Aiming for at least 50% of its suppliers committing to science-based targets for CO₂ emission reduction by 2025, Philips is stepping up its supplier support and incentivisation programme
Royal Philips has announced an additional ambitious action to combat climate change across the health sector.
The company is stepping up its acclaimed supplier sustainability programme with the goal of at least 50% of its suppliers (based on spend) committing to science-based targets (SBTs) for CO₂ emissions reduction by 2025.
If successful, this major push to decarbonise the company’s supply chain by supporting its suppliers and incentivising them to adopt and meet SBTs will have an impact seven times greater than the reduction of CO₂ emissions from Philips’ own operations alone.
“Over the last few years, we have made major progress in reducing our own greenhouse gas emissions”, said Frans van Houten, chief executive.
“We have been carbon neutral in our operations since 2020 and source all of our electricity from renewable sources.
“We are now using what we have learned to further build out and scale that success with our partners in the supply chain, where the overall environmental impact can even be even greater.”
We are using what we have learned to further build out and scale our success with our partners in the supply chain, where the overall environmental impact can even be even greater
Philips targets its CO₂ emission reduction efforts in three key areas.
Alongside product and business model innovation and carbon-neutrality in its own operations, reducing the CO₂ footprint of its supply chain is key to fulfilling its commitment to doing business responsibly and sustainably in line with the Paris Agreement preferred goal of limiting global warming to 1.5⁰C.
And, in light of the urgency for agreement at the upcoming United Nations Framework Convention on Climate Change Conference of the Parties (COP26), Philips is determined to provide the industry leadership needed to accelerate climate action and work to create more-resilient and sustainable healthcare together with its customers and partners across the value chain.

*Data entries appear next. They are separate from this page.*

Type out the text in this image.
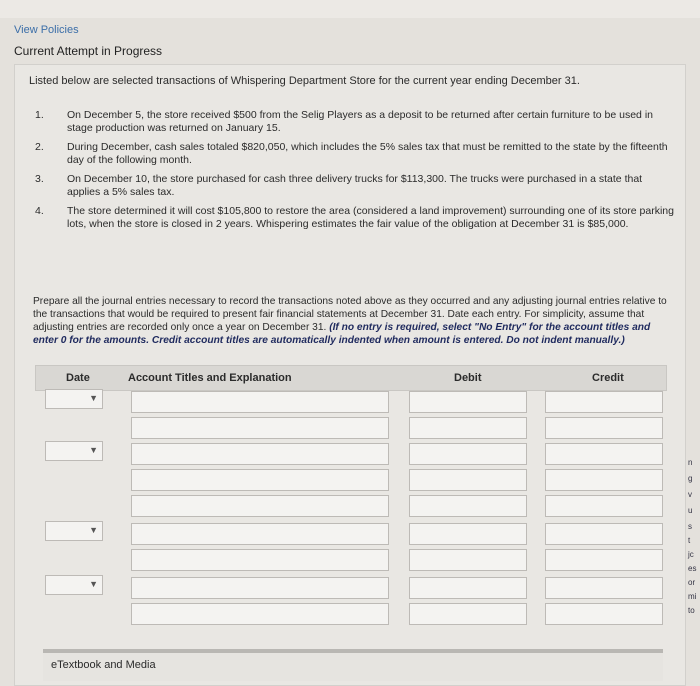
View Policies
Current Attempt in Progress
Listed below are selected transactions of Whispering Department Store for the current year ending December 31.
1. On December 5, the store received $500 from the Selig Players as a deposit to be returned after certain furniture to be used in stage production was returned on January 15.
2. During December, cash sales totaled $820,050, which includes the 5% sales tax that must be remitted to the state by the fifteenth day of the following month.
3. On December 10, the store purchased for cash three delivery trucks for $113,300. The trucks were purchased in a state that applies a 5% sales tax.
4. The store determined it will cost $105,800 to restore the area (considered a land improvement) surrounding one of its store parking lots, when the store is closed in 2 years. Whispering estimates the fair value of the obligation at December 31 is $85,000.
Prepare all the journal entries necessary to record the transactions noted above as they occurred and any adjusting journal entries relative to the transactions that would be required to present fair financial statements at December 31. Date each entry. For simplicity, assume that adjusting entries are recorded only once a year on December 31. (If no entry is required, select "No Entry" for the account titles and enter 0 for the amounts. Credit account titles are automatically indented when amount is entered. Do not indent manually.)
Date	Account Titles and Explanation	Debit	Credit
▼
▼
▼
▼
eTextbook and Media
n
g
v
u
s
t
jc
es
or
mi
to
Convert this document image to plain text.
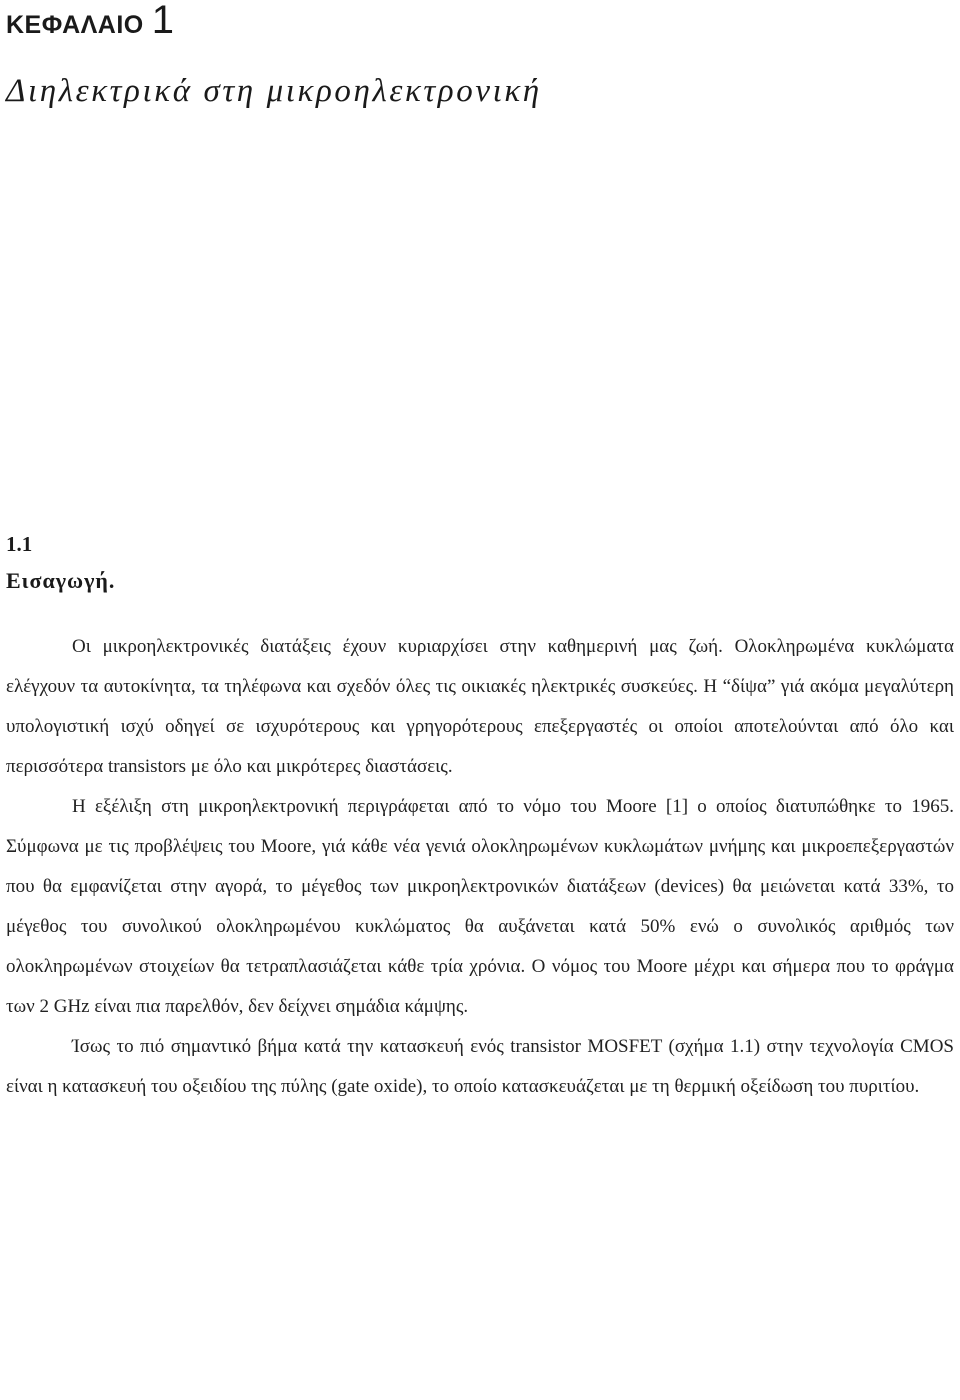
ΚΕΦΑΛΑΙΟ 1
Διηλεκτρικά στη μικροηλεκτρονική
1.1
Εισαγωγή.

Οι μικροηλεκτρονικές διατάξεις έχουν κυριαρχίσει στην καθημερινή μας ζωή. Ολοκληρωμένα κυκλώματα ελέγχουν τα αυτοκίνητα, τα τηλέφωνα και σχεδόν όλες τις οικιακές ηλεκτρικές συσκεύες. Η “δίψα” γιά ακόμα μεγαλύτερη υπολογιστική ισχύ οδηγεί σε ισχυρότερους και γρηγορότερους επεξεργαστές οι οποίοι αποτελούνται από όλο και περισσότερα transistors με όλο και μικρότερες διαστάσεις.

Η εξέλιξη στη μικροηλεκτρονική περιγράφεται από το νόμο του Moore [1] ο οποίος διατυπώθηκε το 1965. Σύμφωνα με τις προβλέψεις του Moore, γιά κάθε νέα γενιά ολοκληρωμένων κυκλωμάτων μνήμης και μικροεπεξεργαστών που θα εμφανίζεται στην αγορά, το μέγεθος των μικροηλεκτρονικών διατάξεων (devices) θα μειώνεται κατά 33%, το μέγεθος του συνολικού ολοκληρωμένου κυκλώματος θα αυξάνεται κατά 50% ενώ ο συνολικός αριθμός των ολοκληρωμένων στοιχείων θα τετραπλασιάζεται κάθε τρία χρόνια. Ο νόμος του Moore μέχρι και σήμερα που το φράγμα των 2 GHz είναι πια παρελθόν, δεν δείχνει σημάδια κάμψης.

Ίσως το πιό σημαντικό βήμα κατά την κατασκευή ενός transistor MOSFET (σχήμα 1.1) στην τεχνολογία CMOS είναι η κατασκευή του οξειδίου της πύλης (gate oxide), το οποίο κατασκευάζεται με τη θερμική οξείδωση του πυριτίου.
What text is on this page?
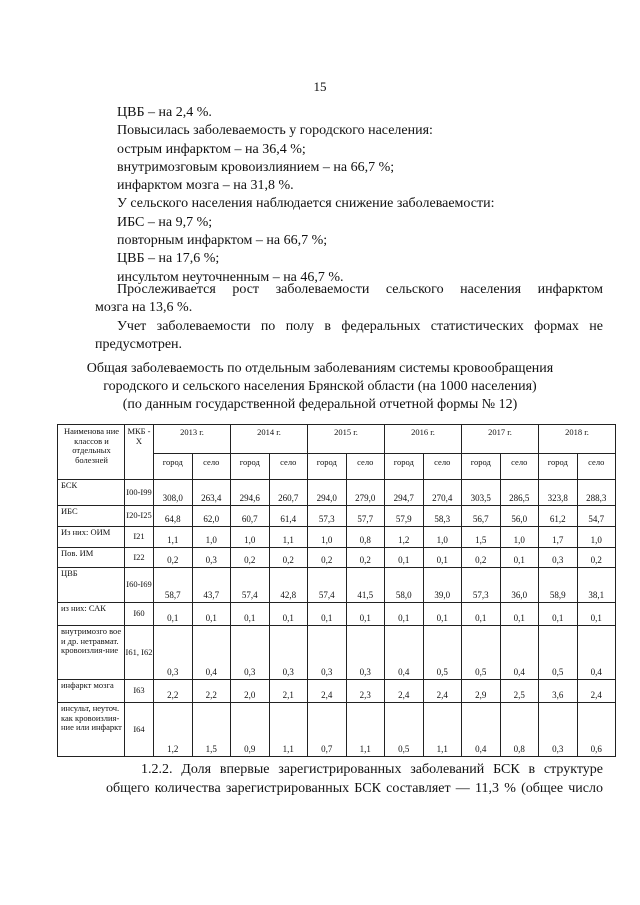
15
ЦВБ – на 2,4 %.
Повысилась заболеваемость у городского населения:
острым инфарктом – на 36,4 %;
внутримозговым кровоизлиянием – на 66,7 %;
инфарктом мозга – на 31,8 %.
У сельского населения наблюдается снижение заболеваемости:
ИБС – на 9,7 %;
повторным инфарктом – на 66,7 %;
ЦВБ – на 17,6 %;
инсультом неуточненным – на 46,7 %.
Прослеживается рост заболеваемости сельского населения инфарктом
мозга на 13,6 %.
Учет заболеваемости по полу в федеральных статистических формах не
предусмотрен.
Общая заболеваемость по отдельным заболеваниям системы кровообращения
городского и сельского населения Брянской области (на 1000 населения)
(по данным государственной федеральной отчетной формы № 12)
Наименова ние классов и отдельных болезней	МКБ - X	2013 г.		2014 г.		2015 г.		2016 г.		2017 г.		2018 г.	
		город	село	город	село	город	село	город	село	город	село	город	село
БСК	I00-I99	308,0	263,4	294,6	260,7	294,0	279,0	294,7	270,4	303,5	286,5	323,8	288,3
ИБС	I20-I25	64,8	62,0	60,7	61,4	57,3	57,7	57,9	58,3	56,7	56,0	61,2	54,7
Из них: ОИМ	I21	1,1	1,0	1,0	1,1	1,0	0,8	1,2	1,0	1,5	1,0	1,7	1,0
Пов. ИМ	I22	0,2	0,3	0,2	0,2	0,2	0,2	0,1	0,1	0,2	0,1	0,3	0,2
ЦВБ	I60-I69	58,7	43,7	57,4	42,8	57,4	41,5	58,0	39,0	57,3	36,0	58,9	38,1
из них: САК	I60	0,1	0,1	0,1	0,1	0,1	0,1	0,1	0,1	0,1	0,1	0,1	0,1
внутримозго вое и др. нетравмат. кровоизлия-ние	I61, I62	0,3	0,4	0,3	0,3	0,3	0,3	0,4	0,5	0,5	0,4	0,5	0,4
инфаркт мозга	I63	2,2	2,2	2,0	2,1	2,4	2,3	2,4	2,4	2,9	2,5	3,6	2,4
инсульт, неуточ. как кровоизлия-ние или инфаркт	I64	1,2	1,5	0,9	1,1	0,7	1,1	0,5	1,1	0,4	0,8	0,3	0,6
1.2.2. Доля впервые зарегистрированных заболеваний БСК в структуре
общего количества зарегистрированных БСК составляет — 11,3 % (общее число
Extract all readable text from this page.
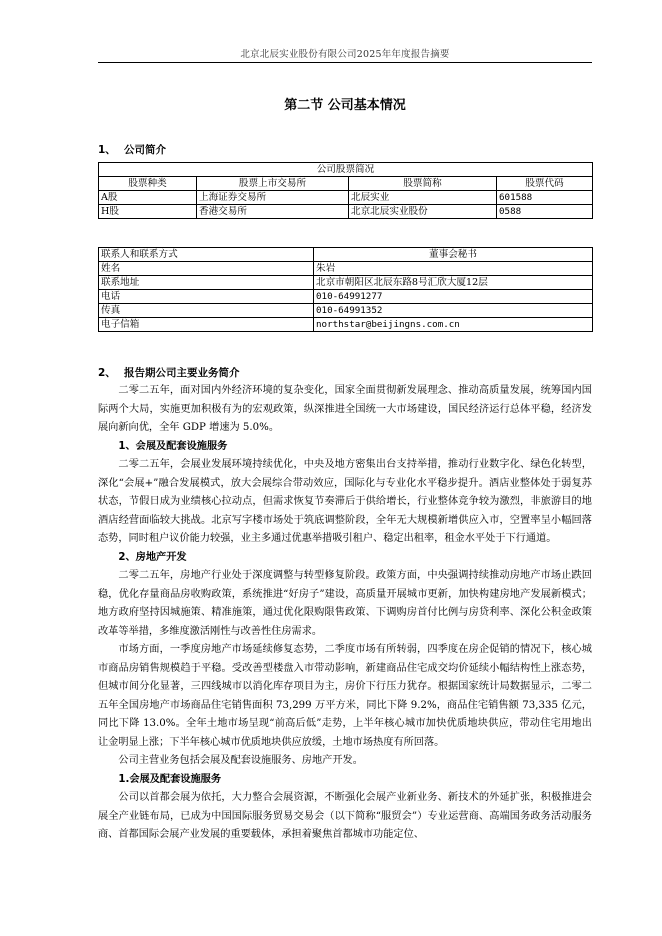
北京北辰实业股份有限公司2025年年度报告摘要
第二节 公司基本情况
1、 公司简介
公司股票简况			
股票种类	股票上市交易所	股票简称	股票代码
A股	上海证券交易所	北辰实业	601588
H股	香港交易所	北京北辰实业股份	0588
联系人和联系方式	董事会秘书
姓名	朱岩
联系地址	北京市朝阳区北辰东路8号汇欣大厦12层
电话	010-64991277
传真	010-64991352
电子信箱	northstar@beijingns.com.cn
2、 报告期公司主要业务简介

二零二五年，面对国内外经济环境的复杂变化，国家全面贯彻新发展理念、推动高质量发展，统筹国内国际两个大局，实施更加积极有为的宏观政策，纵深推进全国统一大市场建设，国民经济运行总体平稳，经济发展向新向优，全年 GDP 增速为 5.0%。

1、会展及配套设施服务

二零二五年，会展业发展环境持续优化，中央及地方密集出台支持举措，推动行业数字化、绿色化转型，深化“会展+”融合发展模式，放大会展综合带动效应，国际化与专业化水平稳步提升。酒店业整体处于弱复苏状态，节假日成为业绩核心拉动点，但需求恢复节奏滞后于供给增长，行业整体竞争较为激烈，非旅游目的地酒店经营面临较大挑战。北京写字楼市场处于筑底调整阶段，全年无大规模新增供应入市，空置率呈小幅回落态势，同时租户议价能力较强，业主多通过优惠举措吸引租户、稳定出租率，租金水平处于下行通道。

2、房地产开发

二零二五年，房地产行业处于深度调整与转型修复阶段。政策方面，中央强调持续推动房地产市场止跌回稳，优化存量商品房收购政策，系统推进“好房子”建设，高质量开展城市更新，加快构建房地产发展新模式；地方政府坚持因城施策、精准施策，通过优化限购限售政策、下调购房首付比例与房贷利率、深化公积金政策改革等举措，多维度激活刚性与改善性住房需求。

市场方面，一季度房地产市场延续修复态势，二季度市场有所转弱，四季度在房企促销的情况下，核心城市商品房销售规模趋于平稳。受改善型楼盘入市带动影响，新建商品住宅成交均价延续小幅结构性上涨态势，但城市间分化显著，三四线城市以消化库存项目为主，房价下行压力犹存。根据国家统计局数据显示，二零二五年全国房地产市场商品住宅销售面积 73,299 万平方米，同比下降 9.2%，商品住宅销售额 73,335 亿元，同比下降 13.0%。全年土地市场呈现“前高后低”走势，上半年核心城市加快优质地块供应，带动住宅用地出让金明显上涨；下半年核心城市优质地块供应放缓，土地市场热度有所回落。

公司主营业务包括会展及配套设施服务、房地产开发。

1.会展及配套设施服务

公司以首都会展为依托，大力整合会展资源，不断强化会展产业新业务、新技术的外延扩张，积极推进会展全产业链布局，已成为中国国际服务贸易交易会（以下简称“服贸会”）专业运营商、高端国务政务活动服务商、首都国际会展产业发展的重要载体，承担着聚焦首都城市功能定位、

“We are at a critical point of urgency where we need to accelerate the global transition to climate neutral, circular, and resource-efficient economies and societies,” said van Houten.
“As a purpose-driven company, we are conscious of our responsibility towards society and have set clear, ambitious environmental, social and corporate governance (ESG) commitments to support this major shift.
“And we encourage as many companies, customers and supply chain partners as possible to commit to climate actions and science-based targets, deliver on those actions, and provide proof of progress and delivery through continuous, transparent and indepth reporting.”
To catalyse this change, our research with Philips will investigate and unpick what is required for the health sector to achieve its net-zero goal and create a blueprint for achieving it based on circular economy business modelsBuilding on the company’s existing extensive supplier sustainability performance programme, in which more than 200 suppliers currently participate, Philips will take an active role in supporting and incentivising its suppliers to bring about the changes needed to meet science-based emission reduction targets within their organisations.
This collaborative approach will focus on structural improvements that maximise the impact of CO₂ reduction activities, as well as offering incentives, such as direct support for capability building and preferential payment terms, to accelerate the adoption of SBTs by its suppliers.
By leveraging the latest insights in machine learning and data science, Philips will iteratively optimise the effectiveness of the programme to extend its reach and impact.
The company will also actively explore the establishment of Virtual Power Purchase Agreements (VPPAs) with suppliers, similar to those it already has with industry consortia, in order to support funding for new renewable energy projects such as wind farms and solar farms and further ‘green the grid’.
The global healthcare industry currently accounts for around 4% of global CO₂ emissions.
It is critical that companies and key supply chain partners work with the NHS and wider health system to cut carbon emissions, reduce costs, and eliminate unnecessary waste from service provision
And, in the lead up to COP26 Philips, as a key partner to the UK’s National Health System, has initiated a research project with the University of Exeter, a globally-leading circular economy research institution, to study the environmental impact of the UK’s health system and evaluate how Philips’ healthcare products and services can contribute to reducing the system’s footprint.
“It is critical that companies and key supply chain partners work with the NHS and wider health system to cut carbon emissions, reduce costs, and eliminate unnecessary waste from service provision and Philips’ ambition needs to be supported and replicated across the sector.” said Professor Peter Hopkinson, professor in circular economy at the University of Exeter and co-director of the £30m UKRI National CE-hub.
“To catalyse this change, our research with Philips will investigate and unpick what is required for the health sector to achieve its net-zero goal and create a blueprint for achieving it based on circular economy business models.”